Moral statements can be true or false because there is a necessarily avoidance worthy, phenomenal state called suffering, in self or other, which would be avoided if truly known---that is, more than equivocally and instead phenomenally---and that gets filtered into the way we must break down our experience as causal organisms. The ability to experience oneself as an "I" a causal creature with an awareness of causal efficacy and the awareness of suffering as it is in sensate, and the awareness that others are feeling beings capable of experiencing suffering allows us to ground moral statements into truth or falsity. And, it allows the actor to desire something and at the same have reasons to avoid acting on that desire, reasons that have intrinsic motivation. They also make moral statements something whose truth can be discovered, for we can always discover that this or that action causes suffering and is immoral for us to do. Some action is immoral if it is an action that causes suffering without the quality of reducing overal suffering; Some action is moral if it reduces overal suffering within a situation.

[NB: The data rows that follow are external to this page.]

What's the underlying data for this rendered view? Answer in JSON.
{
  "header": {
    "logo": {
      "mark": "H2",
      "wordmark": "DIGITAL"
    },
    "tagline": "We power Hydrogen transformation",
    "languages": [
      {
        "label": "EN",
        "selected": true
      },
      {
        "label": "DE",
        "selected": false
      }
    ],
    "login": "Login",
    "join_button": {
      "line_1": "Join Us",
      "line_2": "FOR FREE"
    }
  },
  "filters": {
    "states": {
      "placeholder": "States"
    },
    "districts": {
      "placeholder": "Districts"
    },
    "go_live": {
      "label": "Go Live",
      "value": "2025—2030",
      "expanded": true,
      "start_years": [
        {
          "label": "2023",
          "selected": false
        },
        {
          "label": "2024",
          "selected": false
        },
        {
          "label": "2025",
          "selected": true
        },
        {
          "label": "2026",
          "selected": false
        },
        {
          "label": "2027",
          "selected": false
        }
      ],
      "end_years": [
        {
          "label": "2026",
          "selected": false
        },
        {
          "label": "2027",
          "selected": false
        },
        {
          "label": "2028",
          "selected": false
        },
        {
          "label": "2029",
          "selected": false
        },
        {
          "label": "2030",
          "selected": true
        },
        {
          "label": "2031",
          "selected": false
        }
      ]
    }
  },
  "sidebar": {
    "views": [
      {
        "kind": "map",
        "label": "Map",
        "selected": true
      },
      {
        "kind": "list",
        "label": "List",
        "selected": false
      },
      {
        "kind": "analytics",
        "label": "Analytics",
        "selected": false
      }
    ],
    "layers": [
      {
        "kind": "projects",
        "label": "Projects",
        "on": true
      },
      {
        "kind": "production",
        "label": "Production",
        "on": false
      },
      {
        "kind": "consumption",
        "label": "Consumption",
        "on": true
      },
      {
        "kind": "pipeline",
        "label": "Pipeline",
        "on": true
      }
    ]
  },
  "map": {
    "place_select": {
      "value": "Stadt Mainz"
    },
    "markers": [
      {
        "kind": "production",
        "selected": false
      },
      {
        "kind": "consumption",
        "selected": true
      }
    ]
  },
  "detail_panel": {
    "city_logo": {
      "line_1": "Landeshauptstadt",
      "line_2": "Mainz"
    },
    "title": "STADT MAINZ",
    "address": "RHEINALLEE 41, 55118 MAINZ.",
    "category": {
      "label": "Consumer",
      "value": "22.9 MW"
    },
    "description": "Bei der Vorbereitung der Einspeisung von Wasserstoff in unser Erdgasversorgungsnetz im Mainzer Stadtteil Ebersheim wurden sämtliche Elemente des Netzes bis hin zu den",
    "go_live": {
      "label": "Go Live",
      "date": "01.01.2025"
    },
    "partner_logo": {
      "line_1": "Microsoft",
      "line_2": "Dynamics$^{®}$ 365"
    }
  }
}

We can say action x is immoral if and only if it causes suffering without reducing a greater amount of suffering (=creates suffering needlessly). So any action predicated in causes suffering needlessly is morally wrong.
However, this foundation of moral statements does not allow for moral blameworthiness, for any act would not be unethical because it lacks intent to suffering. No one would willingly choose suffering, something that is necessarily bad. We can still say some action was morally wrong, without saying that the actor is morally blameworthy. We can say that an action is immoral for me to do because it causes suffering, and we can say that the other person only committed that same act because of a lack of knowledge. That person only needs to discover the truth of your moral statements. The truth of some moral statements may require more than an argument; they may require chemical intervention, such as in the case of a sociopath. Some people may not have access to moral truths.